Ademais, não podemos deixar de ressaltar que a expressão “sustentabilidade ambiental”, poderia ter mantido apenas a sustentabilidade sem adjetivá-la. A presença da palavra ambiental manifesta a leitura de que o constituinte derivado estava influenciado às noções de que somente é sustentável aquilo que é ambiental, desconsiderando aspectos sociais e econômicos que são tão atuais. Somente o futuro dirá se a interpretação da palavra sustentável ganhará contornos semânticos que estão em direção ao seu significado mais abrangente e pluridimensional[4].
Se é notório o efeito regulatório da tributação para com a defesa do meio ambiente, queremos correlacionar o aspecto social com todo este cenário trazido pela Reforma Tributária. Nesse passo, nosso interesse está em avaliar o impacto que existe em torno do crescimento das cidades, imaginando cidades inteligentes (Smart Cities), em direção à sustentabilidade.
Além de protegerem o meio-ambiente, as Smart Cities otimizariam a eficiência dos recursos, melhorariam a infraestrutura e promoveriam o desenvolvimento socioeconômico, contribuindo para a inclusão, segurança, resiliência, eficiência, equidade e qualidade de vida[5].
Diante disto, poderíamos pensar em como o Imposto Predial Territorial e Urbano (IPTU) poderia ser uma ferramenta interessante para trazer melhores condições sociais à população das grandes cidades. Digno de nota é que a reforma tributária, embora tenha peso sobre a tributação de consumo, determinou que caberá aos municípios atualizarem, por decreto, a base de cálculo do IPTU.
Neste efeito conturbativo, entre sustentabilidade e tributação, similar ao que ocorre quando duas cidades se encontram em zonas limítrofes, a redução do IPTU para a construção de edificações e prédios sustentáveis permitiria a consecução da sustentabilidade social à qual combinaria o design do ambiente físico com o design do mundo social, promovendo a infraestrutura para apoiar as necessidades e preocupações sociais.
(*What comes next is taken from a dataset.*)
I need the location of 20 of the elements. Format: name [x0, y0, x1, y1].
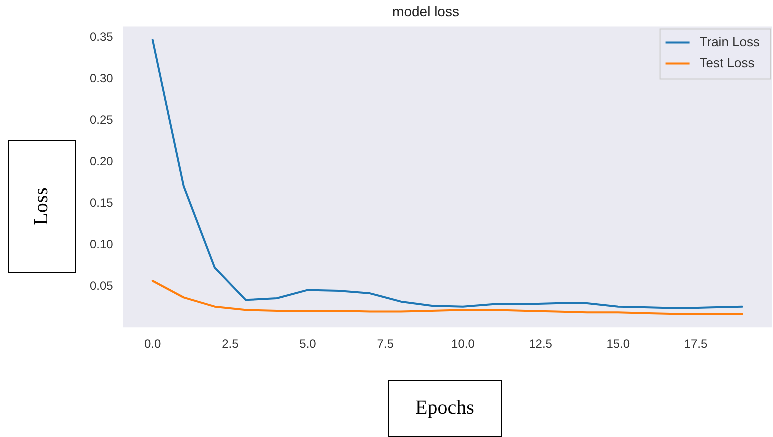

Muito embora a sustentabilidade ainda seja frequentemente concebida por meio de uma lente ambiental, nossa opinião é de que qualquer mudança no ambiente construído também terá implicações ao ambiente social.[6].
Assim, o ODS 11, cujo objetivo é tornar cidades e os assentamentos humanos inclusivos, seguros, resilientes e sustentáveis, mostra-se importante no contexto de que soluções inovadoras devem abordar o desenvolvimento sustentável[7].
A tributação influencia nesta questão quando a forma do ambiente construído exerce influência significativa na capacidade de a sociedade lidar com questões climática, consumo de energia ou emissões e tratamentos de resíduos da construção[8].
Os tributos de competência municipal (ISS, ITBI, IPTU, Contribuições de melhoria e taxas) são aptos, em maior ou menor grau, à inserção de critérios ambientais em um ou mais dos elementos que compõem a regra de incidência tributária, fato que autoriza os legisladores e os administradores de municípios brasileiros a fazerem uso dos tributos como ferramentas de garantia do direito à cidade sustentável no Brasil.
A importância do IPTU seria fazer com que houvesse benefícios fiscais que fomentariam a construção de edificações sustentáveis, bem como, diretamente, houvesse impactos positivos ao tratamento de resíduo, a carbonização do ar e a própria economia circular.
Além disto, porém indo ao campo orçamentário, enquanto o IBS (Imposto sobre Bens e Serviços) não é implementado totalmente e estando vinculado aos estados, Distrito Federal e municípios, a arrecadação pelo ISS poderia ser destinada ao fomento de construções sustentáveis.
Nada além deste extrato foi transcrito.